After returning back from the NSF Workshop Archiving Experiments to Raise Scientific Standards, here are some thoughts on reproducible research. Thanks to Dan Gezelter, Dennis Shasha, and others for inspiring discussions.

First of all, it is important to point out that reproducibility is not the goal in itself. There are many situations in which strict computational reproducibility is not achievable. The goal is an exposure of the scientific communication to a skeptic inquiry. A mathematical proof is an example of a scientific communication, which is constructed as a dialogue with a skeptic: someone who might say “What if your conclusions are not true?” Step by step, a mathematical proof is designed to convince the skeptic that the conclusion (a theorem) has to be true. As for computational results, even the simplest skeptic inquiry “What if there is a bug in your code?” cannot be answered unless the software code and every computational step that led to the published result are open for inspection.
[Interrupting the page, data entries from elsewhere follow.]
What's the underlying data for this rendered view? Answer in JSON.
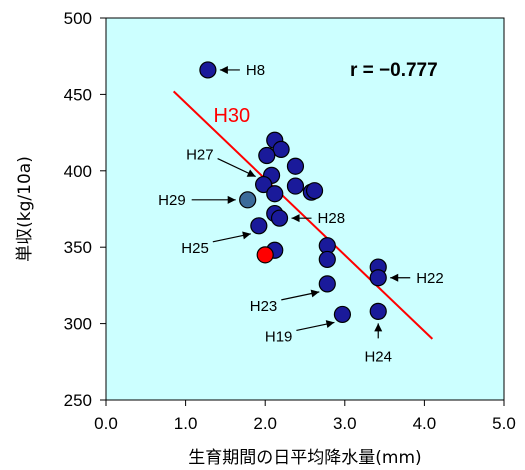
{
  "chart_data": {
    "type": "scatter",
    "xlabel": "生育期間の日平均降水量(mm)",
    "ylabel": "単収(kg/10a)",
    "xlim": [
      0,
      5
    ],
    "ylim": [
      250,
      500
    ],
    "x_ticks": [
      "0.0",
      "1.0",
      "2.0",
      "3.0",
      "4.0",
      "5.0"
    ],
    "y_ticks": [
      "250",
      "300",
      "350",
      "400",
      "450",
      "500"
    ],
    "plot_background": "#ccffff",
    "grid": false,
    "correlation_label": "r = −0.777",
    "trendline": {
      "label": "H30",
      "color": "#ff0000",
      "points": [
        [
          0.85,
          452
        ],
        [
          4.1,
          290
        ]
      ]
    },
    "points": [
      {
        "x": 1.28,
        "y": 466,
        "color": "#1a1a9a"
      },
      {
        "x": 2.12,
        "y": 420,
        "color": "#1a1a9a"
      },
      {
        "x": 2.2,
        "y": 414,
        "color": "#1a1a9a"
      },
      {
        "x": 2.02,
        "y": 410,
        "color": "#1a1a9a"
      },
      {
        "x": 2.38,
        "y": 403,
        "color": "#1a1a9a"
      },
      {
        "x": 2.08,
        "y": 397,
        "color": "#1a1a9a"
      },
      {
        "x": 1.98,
        "y": 391,
        "color": "#1a1a9a"
      },
      {
        "x": 2.38,
        "y": 390,
        "color": "#1a1a9a"
      },
      {
        "x": 2.58,
        "y": 386,
        "color": "#1a1a9a"
      },
      {
        "x": 2.62,
        "y": 387,
        "color": "#1a1a9a"
      },
      {
        "x": 2.12,
        "y": 385,
        "color": "#1a1a9a"
      },
      {
        "x": 1.78,
        "y": 381,
        "color": "#3b6b9a"
      },
      {
        "x": 2.12,
        "y": 372,
        "color": "#1a1a9a"
      },
      {
        "x": 2.18,
        "y": 369,
        "color": "#1a1a9a"
      },
      {
        "x": 1.92,
        "y": 364,
        "color": "#1a1a9a"
      },
      {
        "x": 2.78,
        "y": 351,
        "color": "#1a1a9a"
      },
      {
        "x": 2.12,
        "y": 348,
        "color": "#1a1a9a"
      },
      {
        "x": 2.0,
        "y": 345,
        "color": "#ff0000"
      },
      {
        "x": 2.78,
        "y": 342,
        "color": "#1a1a9a"
      },
      {
        "x": 3.42,
        "y": 337,
        "color": "#1a1a9a"
      },
      {
        "x": 3.42,
        "y": 330,
        "color": "#1a1a9a"
      },
      {
        "x": 2.78,
        "y": 326,
        "color": "#1a1a9a"
      },
      {
        "x": 3.42,
        "y": 308,
        "color": "#1a1a9a"
      },
      {
        "x": 2.97,
        "y": 306,
        "color": "#1a1a9a"
      }
    ],
    "annotations": [
      {
        "text": "H8",
        "target": [
          1.28,
          466
        ],
        "anchor": "right"
      },
      {
        "text": "H27",
        "target": [
          1.98,
          391
        ],
        "anchor": "upper-left"
      },
      {
        "text": "H29",
        "target": [
          1.78,
          381
        ],
        "anchor": "left"
      },
      {
        "text": "H25",
        "target": [
          1.92,
          364
        ],
        "anchor": "lower-left"
      },
      {
        "text": "H28",
        "target": [
          2.18,
          369
        ],
        "anchor": "right"
      },
      {
        "text": "H23",
        "target": [
          2.78,
          326
        ],
        "anchor": "lower-left"
      },
      {
        "text": "H19",
        "target": [
          2.97,
          306
        ],
        "anchor": "lower-left"
      },
      {
        "text": "H22",
        "target": [
          3.42,
          330
        ],
        "anchor": "right"
      },
      {
        "text": "H24",
        "target": [
          3.42,
          308
        ],
        "anchor": "below"
      }
    ]
  }
}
If you attend a mathematical conference, you can notice that mathematicians do not usually go through every step in the proof to present a theorem, it is enough to sketch the main idea of the proof. However, the audience understands that the detailed proof should be available in the published work, otherwise the theorem cannot be accepted. Similarly, in a presentation of a computational work, one can simply show results of a computational experiment. However, such results cannot be accepted as scientific unless the full computation is disclosed for a skeptic inquiry. As stated by Dave Donoho (who paraphrased Jon Claerbout),

An article about computational science in a scientific publication is not the scholarship itself, it is merely advertising of the scholarship. The actual scholarship is the complete software development environment and the complete set of instructions which generated the figures.

If you don’t want to disclose the details of your computation, then the work that you do is not science. As for reproducibility, there seems to be different degrees of it:

1. Replicability: the ability to reproduce the computation as published
2. Reusability: the ability to apply a similar algorithm to a different problem or different input data
3. Reconfigurability: the ability to obtain a similar result when the parameters of the experiment are perturbed deliberately

Some algorithms are perfectly replicable but of limited use, because they are too sensitive to the choice of parameters to be reusable or reconfigurable. Nevertheless, such algorithms deserve a place in the scientific body of knowledge, because they may lead to a discovery or invention of more robust algorithms.

Those who read Italian may enjoy the philosophical article on open software and reproducible research by Alessandro Frigeri and Gisella Speranza: “Eppur si muove” Software libero e ricerca riproducibile Eppur si muove (and yet it moves) are the words attributed to Galileo Galilei, the father of modern science.